Things were, as they say, touch and go there for a while between Angela Merkel and Nicolas Sarkozy—way too much “touch” for the German chancellor’s taste (aides say Sarkozy loves greeting her with his country’s customary cuddle and double-kiss, largely because he knows she detests it), not near enough “go” for the French president (“France is acting, while Germany is only thinking about it,” he exploded a couple of years ago, as Europe slid into the economic abyss without, as Sarkozy saw it, appropriate intervention from Germany).
But since the eurozone crisis took hold some months ago—all that bad Greek debt threatening to contaminate weaker European economies, like Spain and Italy—Merkel and Sarkozy have entered into an uneasy but powerful rapprochement. What else could they do? Germany and, to a lesser extent, France, are the economic superpowers who must either prop Europe up or watch it collapse. And so Sarkozy and Merkel now embody France and Germany’s long-time roles—the “dual engine of European integration”: they cozy up, meet endlessly, often into the wee hours, kibbitz on the horn, and even tag-team haranguing phone calls to recalcitrant colleagues like Silvio Berlusconi (whose unkind words about Merkel are much too salty to reproduce here). As Sarkozy put it: “It is vital that, in the face of this unprecedented crisis, France and Germany speak with one voice and form a common policy.” They are so united a front—the Maginot Line erased, a terrible booboo—that, as with Brad Pitt and Angelina Jolie (and Jennifer Lopez and Ben Affleck before them), observers truncate the pair into a single, sentient being: Merkozy. At times their joint efforts elicit the rhetoric of erotica—for example, when Joachim Fels, chief of global economics at Morgan Stanley, called their suggestion that Greece might leave the eurozone “taboo,” as though monetary policy and forbidden love are closely aligned concepts.
And yet they are very different people. Sarkozy comes from Hungarian aristocracy; Merkel’s mother taught Latin in Hamburg. He is a natty dresser; she gets into trouble showing her cleavage (“Weapons of Mass Distraction,” the Daily Mail called her breasts after she showed up at the Oslo Opera House in a low-cut number some years ago). Her spouse is a quantum chemist who adores Wagner; his is a former model who has slept with Mick Jagger.

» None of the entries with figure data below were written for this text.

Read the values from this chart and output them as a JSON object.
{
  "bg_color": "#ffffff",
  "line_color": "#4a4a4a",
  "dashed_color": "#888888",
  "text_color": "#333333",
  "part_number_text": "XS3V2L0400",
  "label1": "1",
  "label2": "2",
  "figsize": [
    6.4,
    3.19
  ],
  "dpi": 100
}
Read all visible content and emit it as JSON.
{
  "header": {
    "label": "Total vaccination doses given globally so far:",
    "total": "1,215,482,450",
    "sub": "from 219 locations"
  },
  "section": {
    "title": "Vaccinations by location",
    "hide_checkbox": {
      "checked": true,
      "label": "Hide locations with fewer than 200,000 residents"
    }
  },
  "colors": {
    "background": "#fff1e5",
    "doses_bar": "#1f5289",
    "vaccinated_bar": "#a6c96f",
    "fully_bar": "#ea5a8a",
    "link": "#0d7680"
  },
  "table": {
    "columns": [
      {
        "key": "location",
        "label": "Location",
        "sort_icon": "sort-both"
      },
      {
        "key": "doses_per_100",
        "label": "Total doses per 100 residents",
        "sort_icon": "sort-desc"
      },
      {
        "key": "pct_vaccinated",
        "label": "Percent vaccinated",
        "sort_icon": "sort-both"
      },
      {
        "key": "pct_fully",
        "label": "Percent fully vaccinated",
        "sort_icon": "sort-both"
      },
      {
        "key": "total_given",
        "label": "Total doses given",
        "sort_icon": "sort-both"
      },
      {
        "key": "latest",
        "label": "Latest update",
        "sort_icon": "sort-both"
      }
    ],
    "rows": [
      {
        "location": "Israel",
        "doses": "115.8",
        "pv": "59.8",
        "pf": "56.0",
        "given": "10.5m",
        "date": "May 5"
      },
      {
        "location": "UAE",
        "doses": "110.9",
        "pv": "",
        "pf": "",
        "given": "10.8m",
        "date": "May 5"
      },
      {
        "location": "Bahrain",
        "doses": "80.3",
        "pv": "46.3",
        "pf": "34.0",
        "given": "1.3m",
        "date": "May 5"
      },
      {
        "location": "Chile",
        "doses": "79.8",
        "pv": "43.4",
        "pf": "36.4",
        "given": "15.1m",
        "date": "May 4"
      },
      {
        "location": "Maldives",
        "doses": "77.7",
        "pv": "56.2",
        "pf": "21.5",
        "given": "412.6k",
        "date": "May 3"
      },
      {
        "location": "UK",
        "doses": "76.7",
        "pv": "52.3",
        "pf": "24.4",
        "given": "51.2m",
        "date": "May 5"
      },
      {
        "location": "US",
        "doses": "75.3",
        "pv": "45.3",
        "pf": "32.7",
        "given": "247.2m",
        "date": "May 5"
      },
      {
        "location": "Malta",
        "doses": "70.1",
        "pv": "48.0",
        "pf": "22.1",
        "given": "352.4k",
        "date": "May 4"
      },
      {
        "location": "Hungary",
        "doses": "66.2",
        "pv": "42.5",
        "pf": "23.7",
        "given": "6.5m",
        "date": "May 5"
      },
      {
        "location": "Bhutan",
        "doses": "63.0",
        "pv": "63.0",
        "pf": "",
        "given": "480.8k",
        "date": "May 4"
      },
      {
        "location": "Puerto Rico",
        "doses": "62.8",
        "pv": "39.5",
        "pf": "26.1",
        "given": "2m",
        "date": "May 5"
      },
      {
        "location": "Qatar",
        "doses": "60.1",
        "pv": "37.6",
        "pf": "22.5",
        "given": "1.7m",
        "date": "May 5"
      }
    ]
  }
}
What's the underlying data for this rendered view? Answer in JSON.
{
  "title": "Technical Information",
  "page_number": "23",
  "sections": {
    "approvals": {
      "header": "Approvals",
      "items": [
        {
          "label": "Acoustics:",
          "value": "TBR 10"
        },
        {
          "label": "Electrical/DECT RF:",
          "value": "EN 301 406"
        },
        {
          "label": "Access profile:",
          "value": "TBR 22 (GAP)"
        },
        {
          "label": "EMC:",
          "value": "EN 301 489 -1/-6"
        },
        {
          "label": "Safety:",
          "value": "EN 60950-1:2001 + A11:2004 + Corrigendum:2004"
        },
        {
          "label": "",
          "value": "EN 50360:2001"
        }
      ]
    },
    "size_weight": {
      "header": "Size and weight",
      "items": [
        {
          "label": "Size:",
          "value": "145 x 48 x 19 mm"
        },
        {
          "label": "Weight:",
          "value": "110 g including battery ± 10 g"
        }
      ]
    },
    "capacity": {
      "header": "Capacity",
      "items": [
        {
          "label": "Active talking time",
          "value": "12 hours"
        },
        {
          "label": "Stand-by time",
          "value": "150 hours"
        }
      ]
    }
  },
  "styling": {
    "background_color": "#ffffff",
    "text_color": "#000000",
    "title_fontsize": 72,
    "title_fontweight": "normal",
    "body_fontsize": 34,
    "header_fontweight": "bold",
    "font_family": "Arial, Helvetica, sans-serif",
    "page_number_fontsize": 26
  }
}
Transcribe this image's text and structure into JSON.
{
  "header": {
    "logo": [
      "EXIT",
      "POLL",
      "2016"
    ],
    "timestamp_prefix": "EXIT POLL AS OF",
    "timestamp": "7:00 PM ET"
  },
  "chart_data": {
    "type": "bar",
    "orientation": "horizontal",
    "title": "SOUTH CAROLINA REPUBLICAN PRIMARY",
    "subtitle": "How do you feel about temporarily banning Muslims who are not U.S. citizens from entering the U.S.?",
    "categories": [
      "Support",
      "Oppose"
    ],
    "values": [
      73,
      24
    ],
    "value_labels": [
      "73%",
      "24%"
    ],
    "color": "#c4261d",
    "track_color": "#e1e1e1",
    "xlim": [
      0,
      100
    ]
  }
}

No wonder the relationship suffered for a while. She admitted privately that his lurching comportment reminded her of Rowan Atkinson’s Mr. Bean character. He’s prone to calling her “La Boche”—French for “Kraut.” Even now his discomfort can occasionally bubble to the surface—for instance when, under his breath, he recently told other European leaders that Merkel “says she is on a diet and then helps herself to a second helping of cheese.” The comment is said to have stung the German chancellor. Yet they carry on.
So, faced with the latest iteration of the recurring Greek crisis, Sarkozy rushed to Germany for talks—even as his wife, Carla Bruni, was giving birth to the couple’s first child. Merkel gave him a German teddy bear for their new daughter, Giulia, and even claimed to sympathize with him over France’s narrow loss to New Zealand in the Rugby World Cup final (Sarkozy reportedly slipped out of a summit with European leaders to watch the game).
His vigorous approach to the crisis has given him a boost in the polls. Yet he remains in the weaker position: with an election in six months, Sarkozy is still worryingly unpopular and must preserve France’s AAA credit rating, a delicate task. Merkel, as tough at home as she is abroad, needs him only so that her suggestions don’t look too much like diktats. The sad truth is their public love affair masks what those close to the two leaders describe as a persistent animosity.